7. D'une part, il appartient aux élus d'une commune de planifier, notamment dans le cadre de l'élaboration de leur PLU, les évolutions à moyen et long terme en anticipant les évolutions démographiques envisageables. Il ressort des pièces du dossier que l'emplacement réservé n° 4 doit permettre de faire évoluer les espaces extérieurs de l'école maternelle, édifiée sur la parcelle contiguë, en vue d'une extension de l'école ou de ses équipements.
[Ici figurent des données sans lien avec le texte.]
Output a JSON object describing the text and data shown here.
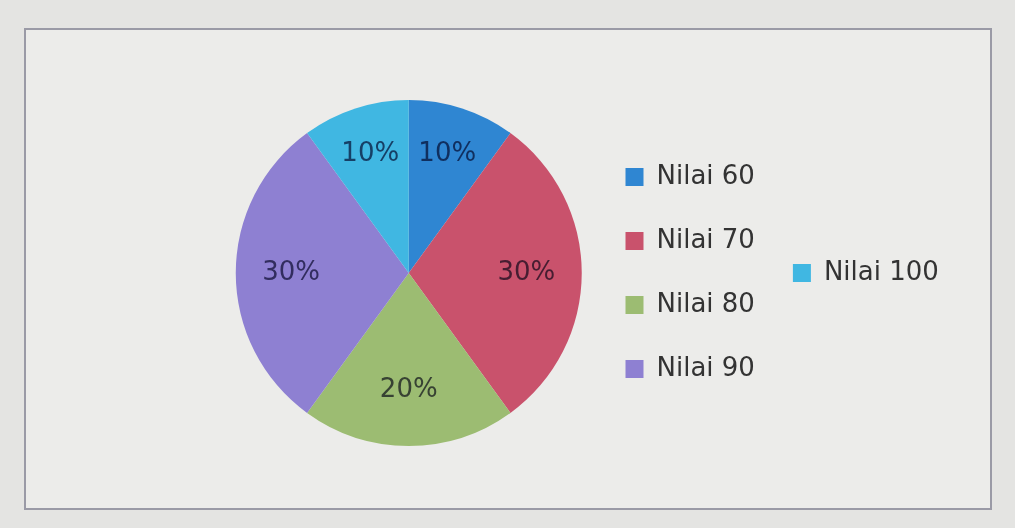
{
  "chart_data": {
    "type": "pie",
    "categories": [
      "Nilai 60",
      "Nilai 70",
      "Nilai 80",
      "Nilai 90",
      "Nilai 100"
    ],
    "values": [
      10,
      30,
      20,
      30,
      10
    ],
    "colors": [
      "#2f86d2",
      "#c9526c",
      "#9cbc72",
      "#8e80d2",
      "#40b7e2"
    ],
    "value_labels": [
      "10%",
      "30%",
      "20%",
      "30%",
      "10%"
    ],
    "legend": "right"
  }
}
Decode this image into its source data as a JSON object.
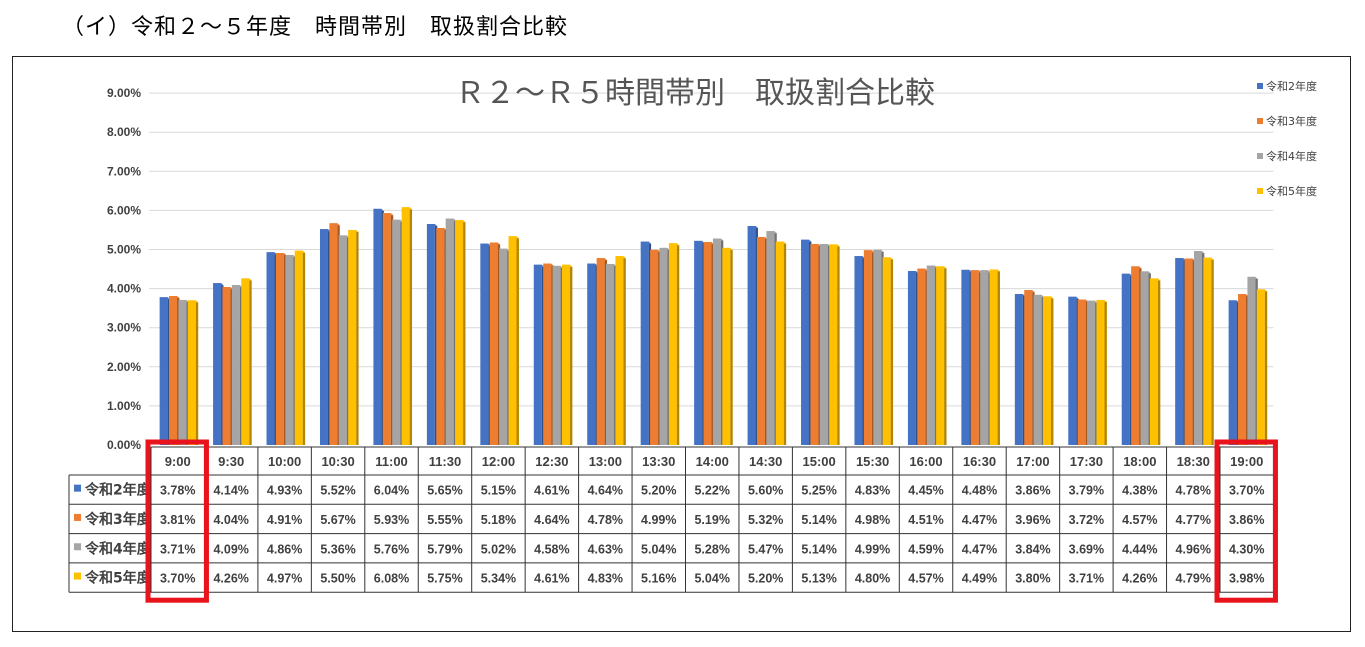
{
  "page": {
    "heading": "（イ）令和２～５年度　時間帯別　取扱割合比較"
  },
  "colors": {
    "series": [
      "#4472C4",
      "#ED7D31",
      "#A5A5A5",
      "#FFC000"
    ],
    "highlight": "#E8131B"
  },
  "chart_data": {
    "type": "bar",
    "title": "Ｒ２～Ｒ５時間帯別　取扱割合比較",
    "ylim": [
      0,
      9
    ],
    "y_ticks": [
      "0.00%",
      "1.00%",
      "2.00%",
      "3.00%",
      "4.00%",
      "5.00%",
      "6.00%",
      "7.00%",
      "8.00%",
      "9.00%"
    ],
    "grid": true,
    "legend_position": "top-right",
    "categories": [
      "9:00",
      "9:30",
      "10:00",
      "10:30",
      "11:00",
      "11:30",
      "12:00",
      "12:30",
      "13:00",
      "13:30",
      "14:00",
      "14:30",
      "15:00",
      "15:30",
      "16:00",
      "16:30",
      "17:00",
      "17:30",
      "18:00",
      "18:30",
      "19:00"
    ],
    "series": [
      {
        "name": "令和2年度",
        "values": [
          3.78,
          4.14,
          4.93,
          5.52,
          6.04,
          5.65,
          5.15,
          4.61,
          4.64,
          5.2,
          5.22,
          5.6,
          5.25,
          4.83,
          4.45,
          4.48,
          3.86,
          3.79,
          4.38,
          4.78,
          3.7
        ],
        "labels": [
          "3.78%",
          "4.14%",
          "4.93%",
          "5.52%",
          "6.04%",
          "5.65%",
          "5.15%",
          "4.61%",
          "4.64%",
          "5.20%",
          "5.22%",
          "5.60%",
          "5.25%",
          "4.83%",
          "4.45%",
          "4.48%",
          "3.86%",
          "3.79%",
          "4.38%",
          "4.78%",
          "3.70%"
        ]
      },
      {
        "name": "令和3年度",
        "values": [
          3.81,
          4.04,
          4.91,
          5.67,
          5.93,
          5.55,
          5.18,
          4.64,
          4.78,
          4.99,
          5.19,
          5.32,
          5.14,
          4.98,
          4.51,
          4.47,
          3.96,
          3.72,
          4.57,
          4.77,
          3.86
        ],
        "labels": [
          "3.81%",
          "4.04%",
          "4.91%",
          "5.67%",
          "5.93%",
          "5.55%",
          "5.18%",
          "4.64%",
          "4.78%",
          "4.99%",
          "5.19%",
          "5.32%",
          "5.14%",
          "4.98%",
          "4.51%",
          "4.47%",
          "3.96%",
          "3.72%",
          "4.57%",
          "4.77%",
          "3.86%"
        ]
      },
      {
        "name": "令和4年度",
        "values": [
          3.71,
          4.09,
          4.86,
          5.36,
          5.76,
          5.79,
          5.02,
          4.58,
          4.63,
          5.04,
          5.28,
          5.47,
          5.14,
          4.99,
          4.59,
          4.47,
          3.84,
          3.69,
          4.44,
          4.96,
          4.3
        ],
        "labels": [
          "3.71%",
          "4.09%",
          "4.86%",
          "5.36%",
          "5.76%",
          "5.79%",
          "5.02%",
          "4.58%",
          "4.63%",
          "5.04%",
          "5.28%",
          "5.47%",
          "5.14%",
          "4.99%",
          "4.59%",
          "4.47%",
          "3.84%",
          "3.69%",
          "4.44%",
          "4.96%",
          "4.30%"
        ]
      },
      {
        "name": "令和5年度",
        "values": [
          3.7,
          4.26,
          4.97,
          5.5,
          6.08,
          5.75,
          5.34,
          4.61,
          4.83,
          5.16,
          5.04,
          5.2,
          5.13,
          4.8,
          4.57,
          4.49,
          3.8,
          3.71,
          4.26,
          4.79,
          3.98
        ],
        "labels": [
          "3.70%",
          "4.26%",
          "4.97%",
          "5.50%",
          "6.08%",
          "5.75%",
          "5.34%",
          "4.61%",
          "4.83%",
          "5.16%",
          "5.04%",
          "5.20%",
          "5.13%",
          "4.80%",
          "4.57%",
          "4.49%",
          "3.80%",
          "3.71%",
          "4.26%",
          "4.79%",
          "3.98%"
        ]
      }
    ],
    "highlighted_categories": [
      "9:00",
      "19:00"
    ]
  }
}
La commune se fonde en cela sur l'orientation n°2 du PADD, qui envisage pour la douzaine d'années à venir une croissance démographique d'environ 1,2 % par an, s'appuyant sur sa croissance moyenne passée à long terme, ce qui pourrait avoir un effet sur la fréquentation de l'école. Ni ces projections, et, conséquemment, ni l'instauration de cet emplacement réservé ne sont entachées d'erreur manifeste d'appréciation.
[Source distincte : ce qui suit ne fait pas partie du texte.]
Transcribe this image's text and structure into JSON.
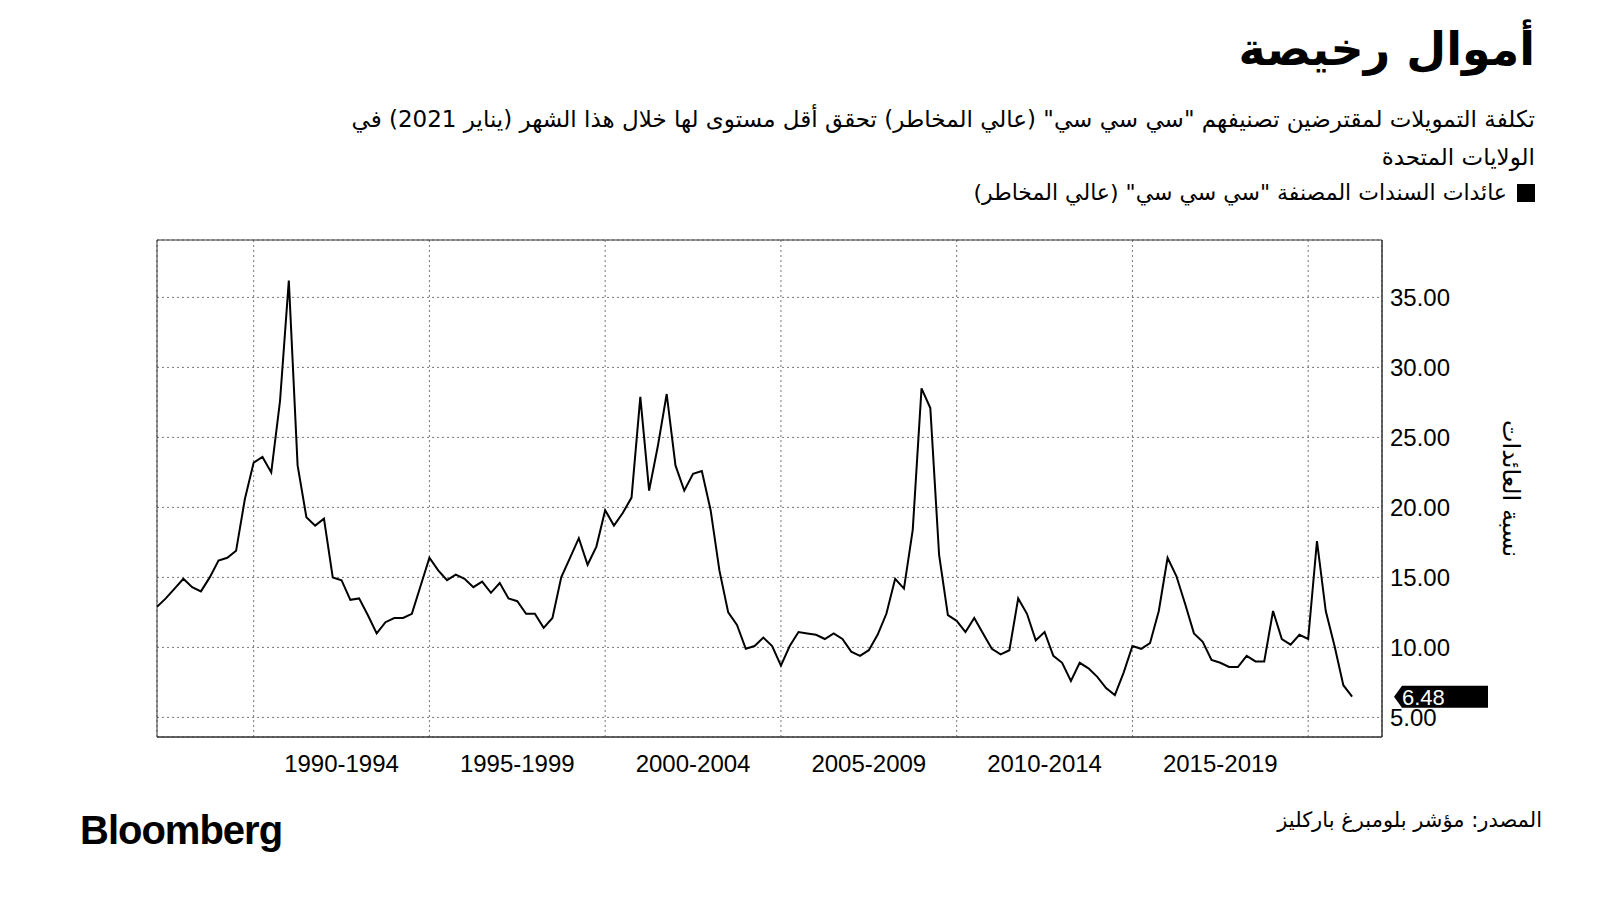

8. D'autre part, l'emplacement réservé n°11 doit permettre la création de voirie ou de cheminement doux afin de permettre aux familles d'accéder à terme à l'école maternelle depuis l'avenue Julien Guillaume, en complément ou en remplacement de l'accès existant et sécurisé via l'entrée située rue Joseph Mathieu. La commune envisage ainsi de sécuriser davantage l'arrivée et la sortie des enfants par la création d'un cheminement réservé aux piétons. Il ressort des pièces du dossier que le projet d'aménagement litigieux apparait justifié au regard de la configuration actuelle des lieux. En outre, dans son mémoire en réponse aux réclamations des habitants lors de l'enquête publique, la commune s'est engagée à réduire l'emplacement réservé litigieux, afin qu'il ne porte pas sur l'escalier et le mur des requérants.
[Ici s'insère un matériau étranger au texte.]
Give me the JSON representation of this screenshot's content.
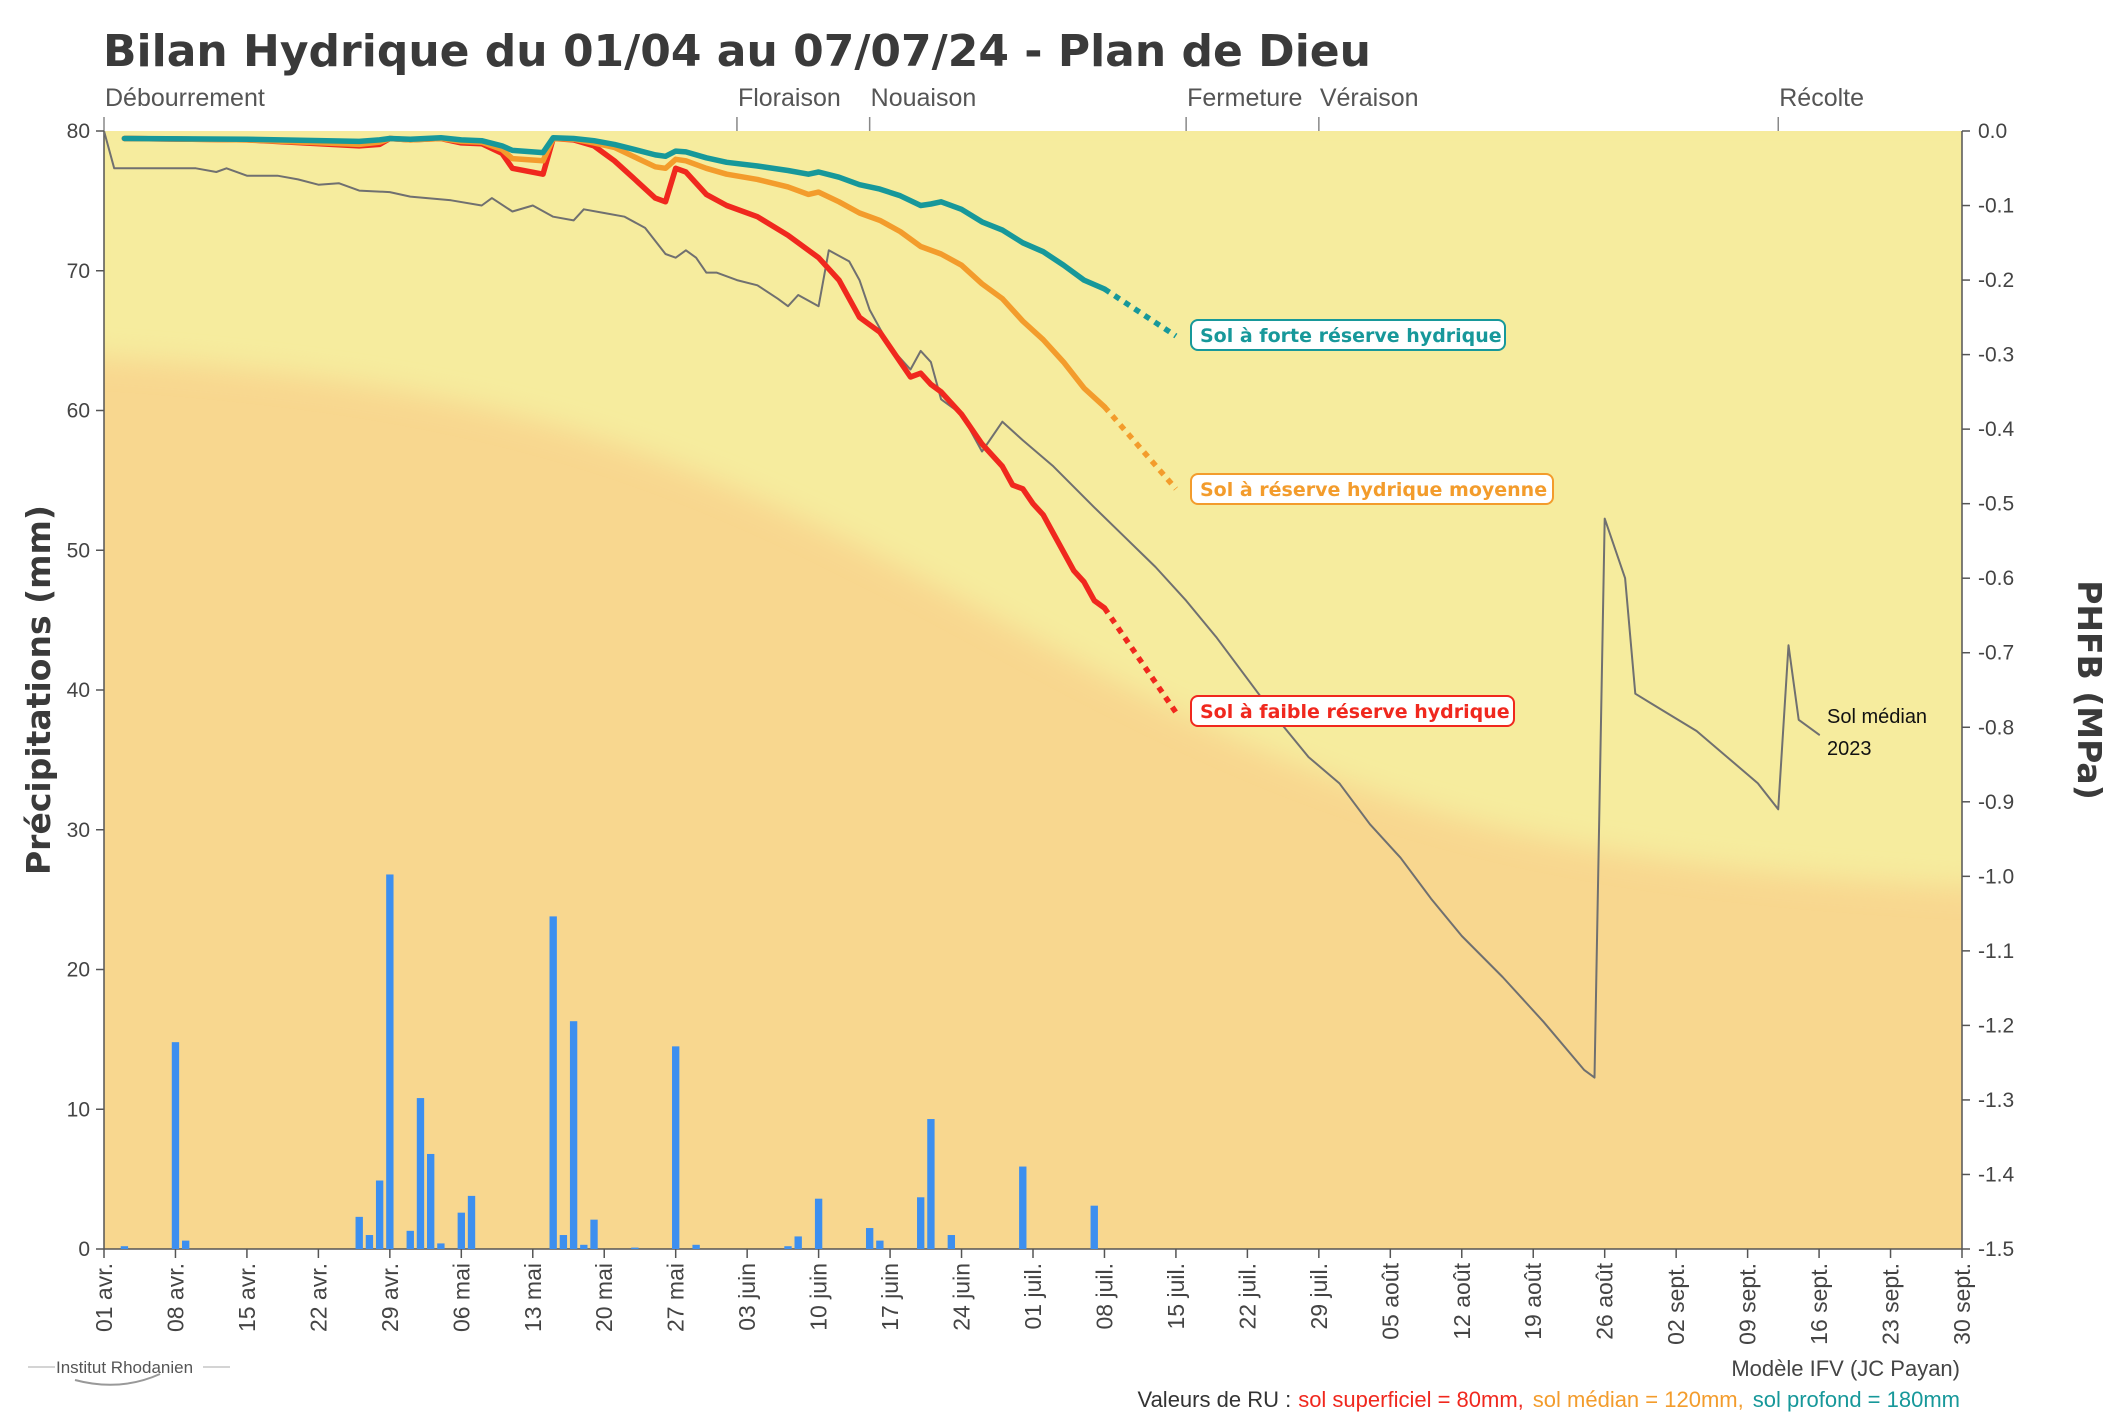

9. Il suit de là que les moyens tirés de l'incohérence des emplacements réservés n° 4 et 11 et de ce qu'ils seraient entachés d'erreur manifeste d'appréciation doivent être écartés.
10. Il résulte de tout ce qui précède que les conclusions en annulation des requérants doivent être rejetées, de même, par voie de conséquence que ses conclusions présentées sur le fondement de l'article L. 761-1 du code de justice administrative. Il y a lieu, en revanche, de faire application de ces dispositions et de mettre à la charge des requérants une somme de 1 500 euros à verser à la commune de Guillestre au même titre.
DECIDE :
Article 1er : La requête de M. et Mme D est rejetée.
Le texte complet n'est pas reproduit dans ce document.